Six babies is a lot of babies. Especially at one time. If you knew a husband and wife who just had six babies, and they asked for help, you might say yes.
But would you first make them prove the babies exist?
No, because it's not common decency. But that trait is disappearing fast in this country. It's clearly gone from a conniving Missouri couple named Sarah and Kris Everson, who tried to pull off a six-headed fraud.
Telling a local newspaper reporter that their babies were in critical condition in an unnamed hospital, the Eversons laid out a story that was as rich in detail as it was in deception. They had names and weights for the six kids, they talked about their looks, their lips, their hair, they had fake sonograms, they even posed for photos holding up six tiny outfits.
Sarah Everson reportedly wept when she spoke of her inability to hold the tiny, delicate infants. "I don't like being away from them," she told an Associated Press reporter, who said she broke into tears.
Not surprisingly, people in their community rallied to help. A realtor tried to raise money for a new home. A Web site was established. An address was given to receive gift cards or money.
Only one problem: There were no babies.
The whole thing was a fraud.
Now, this is not the first time people have tried to bilk money from strangers. Snake oil salesman did it many years ago. Unscrupulous preachers have done it forever. The Internet is chock full of phony pleas for financial help. But what makes the Eversons' case notable is the extent of their charade, and how well they knew to use the media.

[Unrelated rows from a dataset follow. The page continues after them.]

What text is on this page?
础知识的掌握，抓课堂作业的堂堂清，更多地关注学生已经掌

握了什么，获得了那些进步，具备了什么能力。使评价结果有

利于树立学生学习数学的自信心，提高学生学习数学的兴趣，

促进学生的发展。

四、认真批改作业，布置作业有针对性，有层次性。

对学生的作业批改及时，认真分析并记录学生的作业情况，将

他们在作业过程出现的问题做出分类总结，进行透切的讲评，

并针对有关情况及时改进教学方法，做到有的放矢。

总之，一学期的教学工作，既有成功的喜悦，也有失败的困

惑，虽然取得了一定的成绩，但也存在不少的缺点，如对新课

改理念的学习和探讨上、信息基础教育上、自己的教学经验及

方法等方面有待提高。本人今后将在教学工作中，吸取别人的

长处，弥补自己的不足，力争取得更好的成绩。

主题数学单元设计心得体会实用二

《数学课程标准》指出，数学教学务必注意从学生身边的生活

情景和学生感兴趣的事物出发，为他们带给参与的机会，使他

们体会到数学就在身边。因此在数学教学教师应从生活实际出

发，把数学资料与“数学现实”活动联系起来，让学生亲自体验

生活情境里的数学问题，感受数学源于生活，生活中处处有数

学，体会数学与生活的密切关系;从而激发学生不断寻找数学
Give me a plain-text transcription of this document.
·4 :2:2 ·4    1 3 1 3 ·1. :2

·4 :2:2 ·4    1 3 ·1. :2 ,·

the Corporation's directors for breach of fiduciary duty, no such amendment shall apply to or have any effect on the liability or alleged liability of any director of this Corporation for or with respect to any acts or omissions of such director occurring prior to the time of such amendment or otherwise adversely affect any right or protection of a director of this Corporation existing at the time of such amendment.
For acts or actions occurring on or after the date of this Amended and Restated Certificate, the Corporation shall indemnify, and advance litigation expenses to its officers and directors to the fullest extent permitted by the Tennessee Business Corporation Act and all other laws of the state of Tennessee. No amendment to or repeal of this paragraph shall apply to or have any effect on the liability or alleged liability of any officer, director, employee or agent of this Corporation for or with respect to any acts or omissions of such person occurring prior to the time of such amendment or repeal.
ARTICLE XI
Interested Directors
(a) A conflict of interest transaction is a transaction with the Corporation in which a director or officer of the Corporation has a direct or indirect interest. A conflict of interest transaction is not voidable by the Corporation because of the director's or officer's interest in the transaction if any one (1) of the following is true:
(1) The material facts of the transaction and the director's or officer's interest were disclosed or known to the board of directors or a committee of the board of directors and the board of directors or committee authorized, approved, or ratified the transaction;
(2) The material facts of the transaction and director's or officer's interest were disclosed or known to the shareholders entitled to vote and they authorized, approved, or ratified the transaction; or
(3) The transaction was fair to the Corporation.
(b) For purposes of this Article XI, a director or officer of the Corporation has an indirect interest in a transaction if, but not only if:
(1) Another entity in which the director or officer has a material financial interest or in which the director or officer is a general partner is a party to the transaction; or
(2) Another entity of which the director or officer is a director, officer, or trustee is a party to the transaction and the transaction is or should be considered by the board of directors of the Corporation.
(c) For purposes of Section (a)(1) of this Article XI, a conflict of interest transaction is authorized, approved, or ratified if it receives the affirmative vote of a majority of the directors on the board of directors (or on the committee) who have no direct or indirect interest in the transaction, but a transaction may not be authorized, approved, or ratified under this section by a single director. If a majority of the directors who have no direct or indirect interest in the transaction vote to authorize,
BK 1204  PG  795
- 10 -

They claimed the secrecy was for the protection of the infants. They had a photo ready of a pregnant-looking Sarah. They had a nursery room. They even spoke of how difficult it had been for Sarah to sleep with six babies inside her.
"You see programs on TV with people who have multiples," Kris Everson told a reporter from the Independence (Mo.) Examiner. "You never expect it to end up happening to you."
Unless, of course, you fake it happening to you. I'm not surprised the guy mentioned TV. I'm guessing this couple had seen enough TV news reports on multiple-birth parents to know how it works. You act surprised, but happy. You get on a morning show. You talk about how you'll love the kids all the same. Sometimes, you even drag religion into it.
"If G-d was going to let it happen," Sarah Everson told the Examiner, "I was going to be able to get through it."
Wow. She was good.
Now, I don't know this Missouri couple. But I wasn't surprised at their hoax. We have created a society where fame is a drug, where attention can mean money, and where everybody wants a piece. Just as men once rushed west to dip pans in rivers, so do people now race to the spotlight, looking for gold.
People see Hurricane Katrina stories, they see the outpouring of generosity, and some say, "How do I get me some of that?"
They see human-interest features, tragedy turned into bestsellers, and they say, "I want mine."
You wonder how dumb or conniving the Eversons had to be to think they could pull this off without ever producing any babies. But their sick plan isn't the worst part.
The worst part is that people who were willing to pitch in authorities said the couple already had collected $3,500 before their hoax was revealed may be less inclined to do so next time around.
And that's a shame. After all, the response to the sentence "I need help" should never have to be "Prove it."